I took a look at three stocks to avoid last week, predicting that Blink Charging (BLNK -2.51%), Stitch Fix (SFIX -6.43%), and Booking Holdings (BKNG -1.41%) were going to have a challenging week. I was way off the mark.
- Blink Charging rose 14% on the week. The operator of charging stations for electric vehicles has been one of the market's more volatile investments.
- Stitch Fix had a blowout quarter, and the online stylist-centered outfitter soared 69% for the week.
- Booking Holdings was the only one that declined, slipping nearly 2% for the week. Despite excitement over pandemic-tackling vaccines the travel industry continues to be in a funk.
The three stocks averaged a gain of 27%, fueled largely by the remarkable turnaround at Stitch Fix. For this week, I see Airbnb (ABNB -2.71%), Door Dash (DASH -0.30%), and Disney (DIS 0.76%) as vulnerable investments in the near term. Here's why I think these are three stocks to avoid this week.
There's a lot to like in the hospitality industry disruptor -- except the price. Airbnb went public on Thursday at $68, more than doubling by the end of the week. With more than 602 million shares outstanding we're looking at a market cap of nearly $84 billion heading into the weekend. Throw in another 98 million shares waiting to materialize as a result of stock options or warrants with low strike points or grants with easily reachable incentives and we're looking at a nearly $100 billion company right now.
Is Airbnb worth it? Revenue slowed from 43% in 2018 to 32% last year with losses widening in 2019. The pandemic naturally hasn't been kind. Folks aren't traveling. Hosts are hesitant to bring strangers into their homes. Revenue has plummeted 32% through the first nine months of this year. The red ink is getting worse.
With $3.6 billion in trailing revenue I wouldn't flinch at paying 23 times that multiple if I was confident that Airbnb would be back to its 2018 form -- growing quickly and generating gobs of free cash flow -- anytime soon. However, we had already seen the model prove mortal last year even before the COVID-19 crisis. A popular bullish argument is that Airbnb will be a leader out of the pandemic, as folks prefer to stay at one of the millions of options on Airbnb over traditional lodging options. I'm not sure about that. I think it will take several years for travel to recover, and along the way I'm not sure if consumers and hosts alike will be comfortable with the model in terms of sanitation and liability standards that await in the future.
Another hot debutante last week was DoorDash. The country's leading provider of third-party restaurant delivery hit the market at $102 a share, soaring 72% in its first three days of trading. Growth is on a tear. Revenue more than doubled in 2019, accelerating to 226% growth through the first nine months of 2020.
The near-term outlook is great. Indoor dining is banned again in New York City, and that will mean more people leaning on DoorDash and smaller rivals to enjoy eatery-quality food on their terms without having to head out to pick up takeout orders themselves.

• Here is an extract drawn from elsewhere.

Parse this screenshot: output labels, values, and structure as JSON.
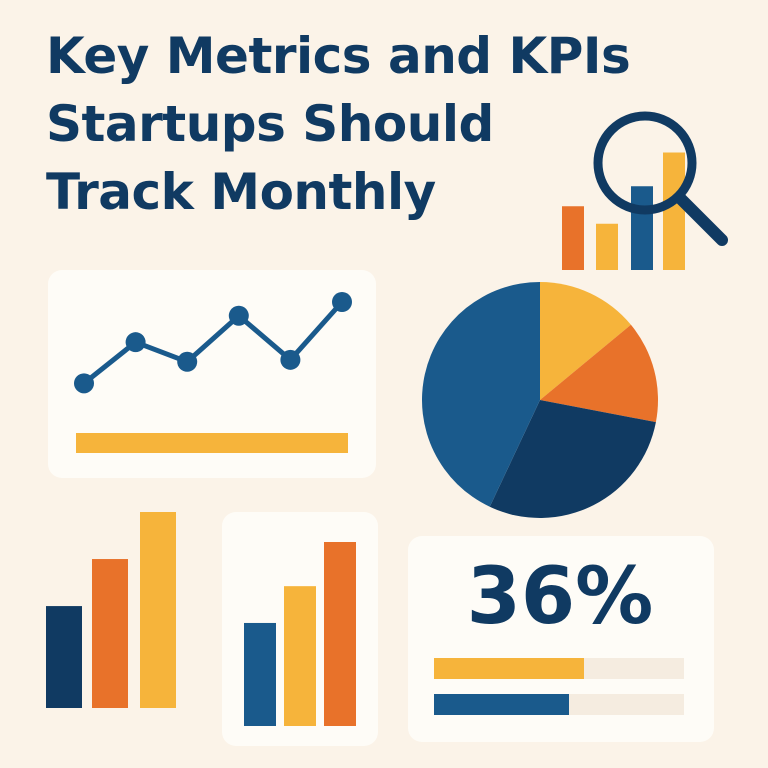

The problem here is that the same catalyst fueling interest in Airbnb -- potentially overcoming the pandemic at some point in the year ahead -- will naturally backfire on DoorDash. Will DoorDash be as popular when things are back to normal? Restaurant owners will definitely have more optionality in a future where in-store dining bounces back.
This one stings. Disney was the first stock I ever owned, and I continue to own it today. However, Disney hitting new highs late last week after announcing aggressive content and pricing plans for Disney+ is a premature.
Disney+ is a smash hit, and it's only going to get bigger with an onslaught of new shows and movies. However, Disney+ is just 7% of the revenue mix. Right now Hulu combined with its live TV platform is actually generating double the revenue of Disney+. The rub here is that the growth of Disney+ will come at the expense of the media giant's box office receipts and -- more importantly -- the money it collects from cable and satellite television providers. With Disney+ not expected to turn a profit until fiscal 2024 the House of Mouse will still need its theme parks and currently docked cruise ships to work harder to offset the financial handoffs elsewhere within the company. Disney's long-term potential is undeniably bullish, but the stock's 14% surge on Friday seems excessive. Disney is vulnerable in the week ahead.
If you're looking for safe stocks, you aren't likely to find them in Airbnb, DoorDash, and Disney this week.